Kilts have been around since the 16th century, but I'll spare you the history lesson and skip straight to the part where we started seeing normal dudes on the street wearing actual skirts. It's a thing now, so put your incredulity on ice for the next few minutes, and let's have a mature conversation about a ridiculous trend.

What led dudes to take style inspiration from Mel Gibson in Braveheart (sans warpaint, unfortunately)? Blame it on Marc Jacobs, who spent the better part of the last five years in plaid kilts and Prada pencil skirts. Not exactly an icon, but MJ's fashion-forward look is starting to look like the beginning of a trend, even though at the time it looked like anything but.

Fashion loves to fuck with gender roles. It's easy to view the popularity of the man skirt as a feminization of menswear—and by association a feminzation of hip-hop, but we'll get to that—but first just take it for what it is. In most cases the skirt serves as a mid-layer that breaks up the traditional (read: boring) silhouette of pants + jacket. Recalibrate how you see the layer and it seems a little less silly to see a man wearing a skirt in public. 

What led dudes to take style inspiration from Mel Gibson in Braveheart (sans warpaint, unfortunately)?

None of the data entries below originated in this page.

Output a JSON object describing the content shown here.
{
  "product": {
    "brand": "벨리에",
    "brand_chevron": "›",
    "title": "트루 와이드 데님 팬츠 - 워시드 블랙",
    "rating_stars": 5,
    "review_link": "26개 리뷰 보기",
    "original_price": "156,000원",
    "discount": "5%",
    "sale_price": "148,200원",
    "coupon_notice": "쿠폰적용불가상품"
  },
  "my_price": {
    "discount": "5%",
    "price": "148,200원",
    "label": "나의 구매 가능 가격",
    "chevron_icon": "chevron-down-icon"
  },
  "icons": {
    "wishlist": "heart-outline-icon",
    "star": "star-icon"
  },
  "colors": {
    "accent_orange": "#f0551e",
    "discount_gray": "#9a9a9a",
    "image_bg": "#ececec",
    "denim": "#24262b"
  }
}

Now for the sartorial elephant in the dressing room: Kanye West and the monumental impact he has on men's style at the moment. For the sake of historical accuracy, let's remember that he's definitely not the first male celeb to rock a kilt (there was even a kilt sighting at last night's Oscars), he's not the first rapper to rock a kilt, and he's not even the first dude to rock a leather kilt. But those pre-Kanye instances of the man skirt were costume, shock value, random one-off style risks, not a decided commitment to a particular look.

Mr. West has combined streetwear with runway-ready high-fashion to create what is essentially a new silhouette, one that has transcended his beautiful dark twisted fantasy and reached the zeitgeist of both #menswear and hip-hop style. Yeezy—along with Riccardo Tisci, the Givenchy designer who made most of his kilts, and friends like Don C—is breaking trail for young fashion killers like A$AP Rocky to experiment with style without sacrificing hip-hop credibility.

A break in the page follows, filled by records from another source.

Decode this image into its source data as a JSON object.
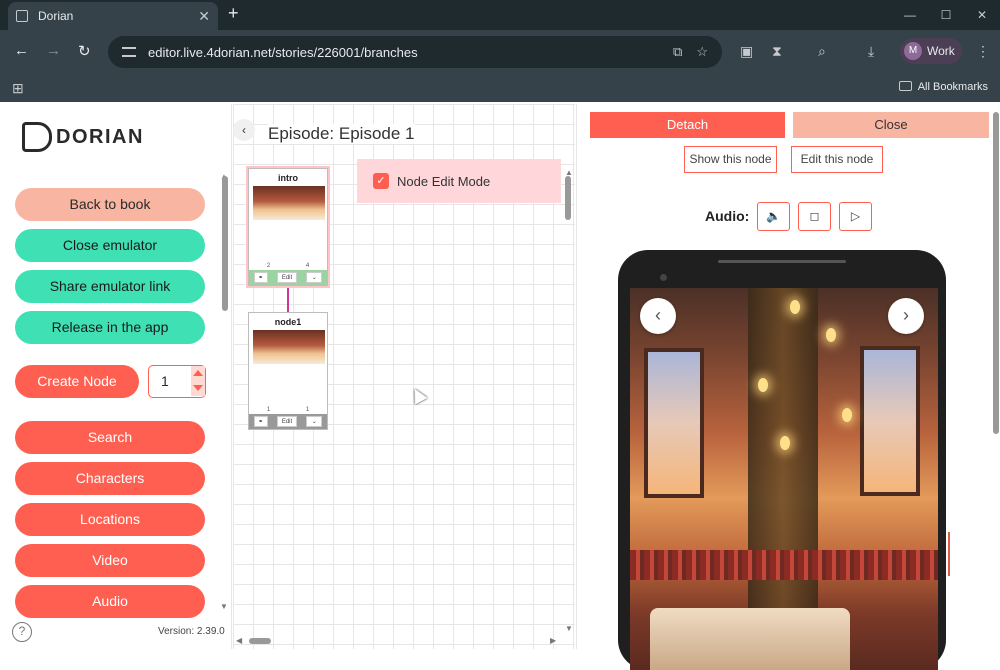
{
  "browser": {
    "tab_title": "Dorian",
    "url": "editor.live.4dorian.net/stories/226001/branches",
    "profile_initial": "M",
    "profile_label": "Work",
    "bookmarks_label": "All Bookmarks"
  },
  "sidebar": {
    "logo_text": "DORIAN",
    "buttons": [
      {
        "label": "Back to book"
      },
      {
        "label": "Close emulator"
      },
      {
        "label": "Share emulator link"
      },
      {
        "label": "Release in the app"
      }
    ],
    "create_node_label": "Create Node",
    "create_node_qty": "1",
    "menu": [
      {
        "label": "Search"
      },
      {
        "label": "Characters"
      },
      {
        "label": "Locations"
      },
      {
        "label": "Video"
      },
      {
        "label": "Audio"
      }
    ],
    "version": "Version: 2.39.0"
  },
  "graph": {
    "episode_title": "Episode: Episode 1",
    "edit_mode_label": "Node Edit Mode",
    "edit_mode_checked": true,
    "nodes": [
      {
        "name": "intro",
        "stat_left": "2",
        "stat_right": "4",
        "edit_label": "Edit"
      },
      {
        "name": "node1",
        "stat_left": "1",
        "stat_right": "1",
        "edit_label": "Edit"
      }
    ]
  },
  "panel": {
    "detach_label": "Detach",
    "close_label": "Close",
    "show_node_label": "Show this node",
    "edit_node_label": "Edit this node",
    "audio_label": "Audio:",
    "colors": {
      "accent": "#ff5f50",
      "peach": "#f8b5a1",
      "mint": "#3fe0b4"
    }
  }
}
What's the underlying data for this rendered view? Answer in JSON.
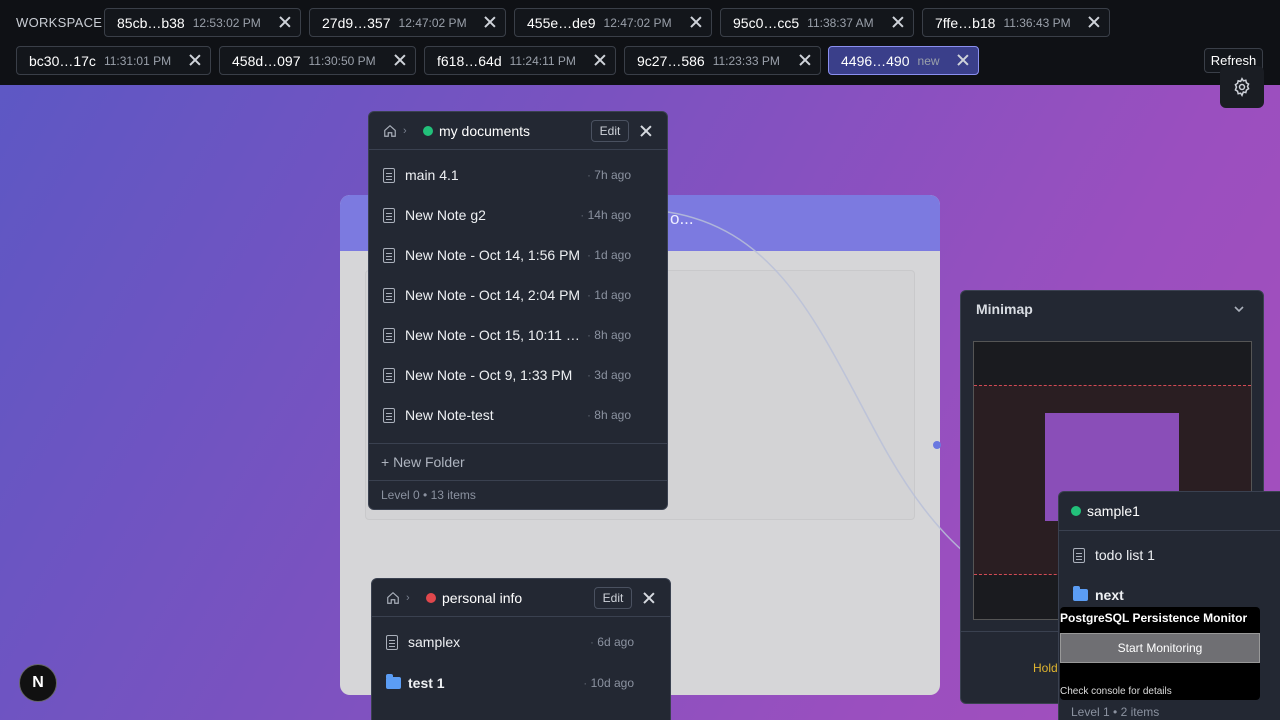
{
  "workspace_label": "WORKSPACE",
  "tabs_row1": [
    {
      "id": "85cb…b38",
      "time": "12:53:02 PM"
    },
    {
      "id": "27d9…357",
      "time": "12:47:02 PM"
    },
    {
      "id": "455e…de9",
      "time": "12:47:02 PM"
    },
    {
      "id": "95c0…cc5",
      "time": "11:38:37 AM"
    },
    {
      "id": "7ffe…b18",
      "time": "11:36:43 PM"
    }
  ],
  "tabs_row2": [
    {
      "id": "bc30…17c",
      "time": "11:31:01 PM"
    },
    {
      "id": "458d…097",
      "time": "11:30:50 PM"
    },
    {
      "id": "f618…64d",
      "time": "11:24:11 PM"
    },
    {
      "id": "9c27…586",
      "time": "11:23:33 PM"
    },
    {
      "id": "4496…490",
      "time": "new"
    }
  ],
  "refresh_label": "Refresh",
  "bg_card_title": "o...",
  "docs_panel": {
    "title": "my documents",
    "status_color": "#22c07a",
    "edit_label": "Edit",
    "items": [
      {
        "name": "main 4.1",
        "time": "7h ago"
      },
      {
        "name": "New Note g2",
        "time": "14h ago"
      },
      {
        "name": "New Note - Oct 14, 1:56 PM",
        "time": "1d ago"
      },
      {
        "name": "New Note - Oct 14, 2:04 PM",
        "time": "1d ago"
      },
      {
        "name": "New Note - Oct 15, 10:11 …",
        "time": "8h ago"
      },
      {
        "name": "New Note - Oct 9, 1:33 PM",
        "time": "3d ago"
      },
      {
        "name": "New Note-test",
        "time": "8h ago"
      }
    ],
    "new_folder": "+ New Folder",
    "level_info": "Level 0 • 13 items"
  },
  "personal_panel": {
    "title": "personal info",
    "status_color": "#e0474c",
    "edit_label": "Edit",
    "items": [
      {
        "name": "samplex",
        "time": "6d ago",
        "type": "doc"
      },
      {
        "name": "test 1",
        "time": "10d ago",
        "type": "folder"
      }
    ]
  },
  "minimap": {
    "title": "Minimap",
    "hold_text": "Hold"
  },
  "sample_panel": {
    "title": "sample1",
    "status_color": "#22c07a",
    "items": [
      {
        "name": "todo list 1",
        "type": "doc"
      },
      {
        "name": "next",
        "type": "folder"
      }
    ],
    "level_info": "Level 1 • 2 items"
  },
  "pg_monitor": {
    "title": "PostgreSQL Persistence Monitor",
    "button": "Start Monitoring",
    "note": "Check console for details"
  },
  "logo_letter": "N"
}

So rappers are wearing skirts. Great—MC Hammer wore a jester costume and Flavor Flav wore a giant clock. Entertainers have been dressing wild and setting trends for decades, right? Except now, outlandish gear is no longer just for the stage. It's for the streets, too.

Despite what venerable fashion critics like Chris Brown, Cam'Ron and the editors of Media Takeout think, real dudes have caught on to the drape. Next-wave streetwear brands like En Noir, Skingraft, and Fear of God are adopting the silhouette. No "pause" necessary. The runways and Streetstyle shots from New York Fashion week saw numerous iterations of the idea, from shawls wrapped around the waist like towels and shirts tied a la Bill and Ted, to extra long shirts and women's skirts layered over trousers. 

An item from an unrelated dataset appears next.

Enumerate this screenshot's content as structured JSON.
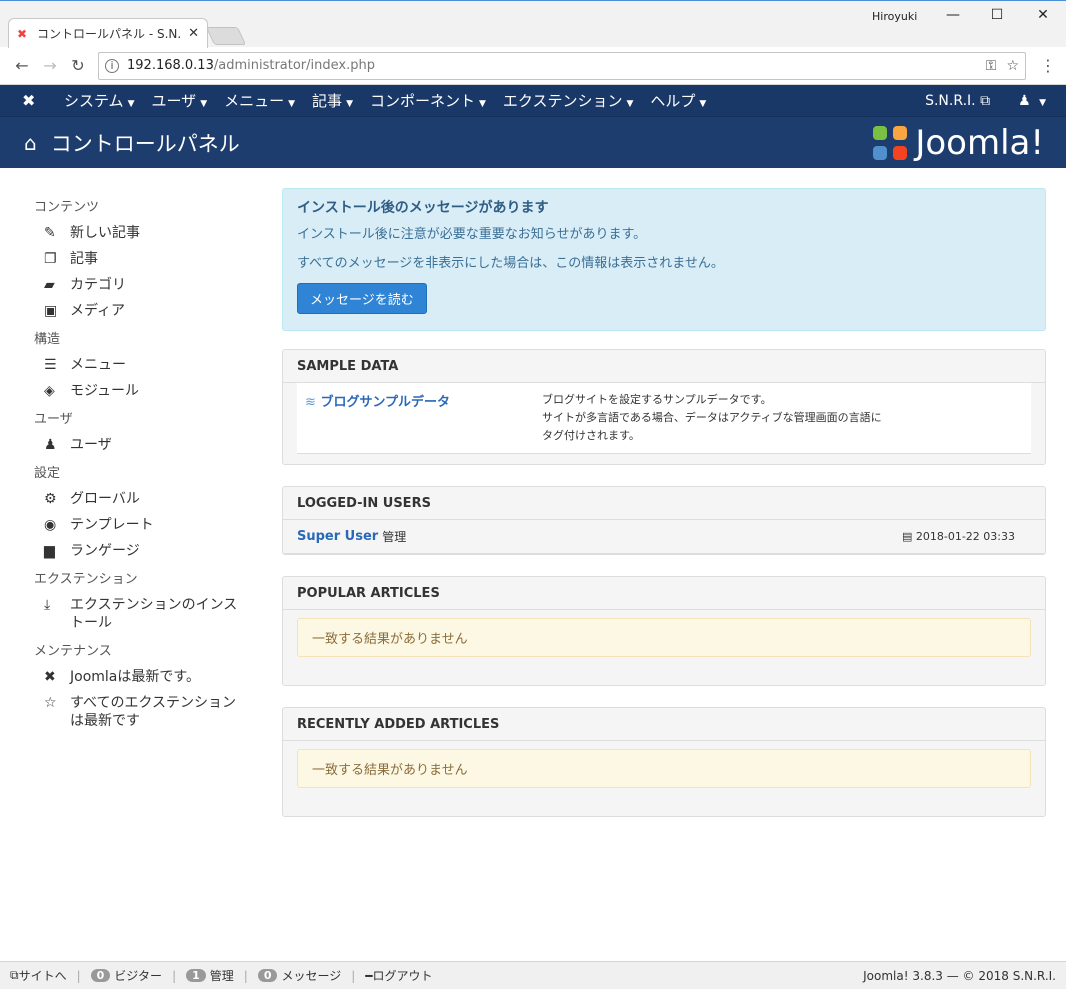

A search for "skirt" on the popular high-fashion shopping site Luisaviaroma.com turned up eight results for men. Eight!

So, what to make of it? If you ask me, we should be happy to see menswear make a move away from buttoned-up and tailored strictures that have dominated since streetwear fizzled out in the late aughts. Be excited to see rappers experiment with style in ways that don't involved bigger chains and brighter sneakers. I'm over hearing about "swag" when everyone looks the same. Trends come and go, this one will, but homogeny is the enemy of creativity, so we shouldn't stifle new and different ideas while they're here.